Alaska Airlines bets on efficiency to combat rising costs
Alaska's Horizon is upgrading its fleet of fuel-efficient Q400 turboprops as a way to trim fuel expenses.
Rising fuel costs, and strategies to stay profitable despite them, dominated Alaska Air Group Inc.'s first-quarter conference call Thursday.
The company reported its second-best ever net income for the first quarter, $28.3 million on $1.04 billion in revenues, partly a result of strategies to generate more revenue in the first quarter, normally the weakest of the year.

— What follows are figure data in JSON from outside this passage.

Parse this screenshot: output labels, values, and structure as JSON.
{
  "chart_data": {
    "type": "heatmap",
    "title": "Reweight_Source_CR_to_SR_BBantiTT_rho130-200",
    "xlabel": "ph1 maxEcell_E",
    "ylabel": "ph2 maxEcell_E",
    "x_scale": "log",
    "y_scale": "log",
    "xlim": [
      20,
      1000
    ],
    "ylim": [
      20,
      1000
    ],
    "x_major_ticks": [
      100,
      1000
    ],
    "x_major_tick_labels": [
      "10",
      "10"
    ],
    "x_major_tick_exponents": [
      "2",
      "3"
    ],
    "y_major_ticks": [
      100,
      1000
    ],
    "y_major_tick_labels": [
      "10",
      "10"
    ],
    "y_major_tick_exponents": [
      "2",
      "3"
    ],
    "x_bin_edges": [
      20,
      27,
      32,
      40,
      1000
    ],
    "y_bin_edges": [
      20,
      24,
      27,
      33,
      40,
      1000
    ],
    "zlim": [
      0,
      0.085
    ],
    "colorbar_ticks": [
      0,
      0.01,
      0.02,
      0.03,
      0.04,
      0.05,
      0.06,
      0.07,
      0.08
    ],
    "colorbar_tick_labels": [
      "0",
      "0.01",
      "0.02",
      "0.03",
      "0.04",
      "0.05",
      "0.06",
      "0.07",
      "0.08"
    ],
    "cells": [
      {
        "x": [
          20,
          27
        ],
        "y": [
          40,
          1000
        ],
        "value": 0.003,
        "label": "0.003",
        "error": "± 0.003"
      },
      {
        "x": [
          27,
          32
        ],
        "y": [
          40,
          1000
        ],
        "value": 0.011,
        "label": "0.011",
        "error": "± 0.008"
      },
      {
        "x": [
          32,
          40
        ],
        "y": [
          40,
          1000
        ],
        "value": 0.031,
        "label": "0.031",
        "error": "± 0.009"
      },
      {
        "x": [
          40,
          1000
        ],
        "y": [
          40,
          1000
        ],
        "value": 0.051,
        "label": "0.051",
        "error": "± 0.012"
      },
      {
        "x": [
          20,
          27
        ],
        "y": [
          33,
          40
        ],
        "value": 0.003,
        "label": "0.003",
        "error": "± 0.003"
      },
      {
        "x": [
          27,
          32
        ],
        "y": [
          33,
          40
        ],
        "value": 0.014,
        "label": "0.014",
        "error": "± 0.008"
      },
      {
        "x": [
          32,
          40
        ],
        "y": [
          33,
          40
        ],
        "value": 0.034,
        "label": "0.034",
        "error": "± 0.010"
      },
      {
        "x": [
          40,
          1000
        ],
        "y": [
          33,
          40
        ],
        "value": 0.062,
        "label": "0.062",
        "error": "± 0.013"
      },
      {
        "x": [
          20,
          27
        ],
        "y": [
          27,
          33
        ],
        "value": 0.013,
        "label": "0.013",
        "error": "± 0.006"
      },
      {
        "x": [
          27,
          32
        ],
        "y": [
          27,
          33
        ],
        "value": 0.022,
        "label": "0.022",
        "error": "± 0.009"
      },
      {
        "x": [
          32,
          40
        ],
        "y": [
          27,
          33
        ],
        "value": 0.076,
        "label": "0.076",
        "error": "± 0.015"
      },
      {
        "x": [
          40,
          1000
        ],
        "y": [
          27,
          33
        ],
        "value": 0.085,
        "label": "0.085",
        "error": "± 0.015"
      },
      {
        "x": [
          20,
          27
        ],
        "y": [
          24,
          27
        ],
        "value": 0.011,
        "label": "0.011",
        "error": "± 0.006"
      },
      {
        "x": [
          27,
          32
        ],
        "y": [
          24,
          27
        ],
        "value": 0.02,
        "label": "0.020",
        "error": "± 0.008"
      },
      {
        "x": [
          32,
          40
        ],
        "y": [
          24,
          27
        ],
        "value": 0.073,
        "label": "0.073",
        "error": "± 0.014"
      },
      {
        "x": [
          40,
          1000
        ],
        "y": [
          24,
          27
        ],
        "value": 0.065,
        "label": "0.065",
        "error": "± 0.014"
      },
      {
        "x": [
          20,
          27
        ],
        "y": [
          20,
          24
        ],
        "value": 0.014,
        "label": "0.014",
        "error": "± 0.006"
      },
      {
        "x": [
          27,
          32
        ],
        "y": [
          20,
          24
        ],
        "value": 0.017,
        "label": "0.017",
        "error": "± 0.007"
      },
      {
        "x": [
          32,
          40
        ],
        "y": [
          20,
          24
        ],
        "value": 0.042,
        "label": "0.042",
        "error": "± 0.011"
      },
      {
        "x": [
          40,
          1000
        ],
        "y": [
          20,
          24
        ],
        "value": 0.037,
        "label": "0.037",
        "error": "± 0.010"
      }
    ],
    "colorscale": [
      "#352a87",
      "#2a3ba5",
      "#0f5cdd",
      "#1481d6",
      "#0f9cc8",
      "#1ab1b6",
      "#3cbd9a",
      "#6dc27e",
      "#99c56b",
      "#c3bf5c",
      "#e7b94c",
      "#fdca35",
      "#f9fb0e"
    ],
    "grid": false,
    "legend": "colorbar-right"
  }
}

But looking forward, continued increases in fuel costs will challenge the company’s ability to fill planes and make money from those flights, suggested Brad Tilden, Alaska Air Group’s chief executive officer elect, who is replacing Bill Ayer, retiring as CEO on May 15.
We’re “cautiously optimistic about 2012 ... the biggest headwind is fuel prices,” Tilden said.
For instance, in the first quarter ended March 31, fuel costs climbed 64 percent to $319 million, compared with the same period in 2011.
“If fuel stays at current levels, it will add $180 million on the fuel bill, compared to 2011,” said Brandon Pederson, Alaska Air Group CFO.
To control fuel consumption, the company is focused on developing the most efficient fleet possible, executives said.
The most recent direction is swapping up to several larger aircraft, for instance replacing three Boeing 737-700s with larger 737-900ERs for Alaska Airlines, yielding slightly better fuel burn rates per seat.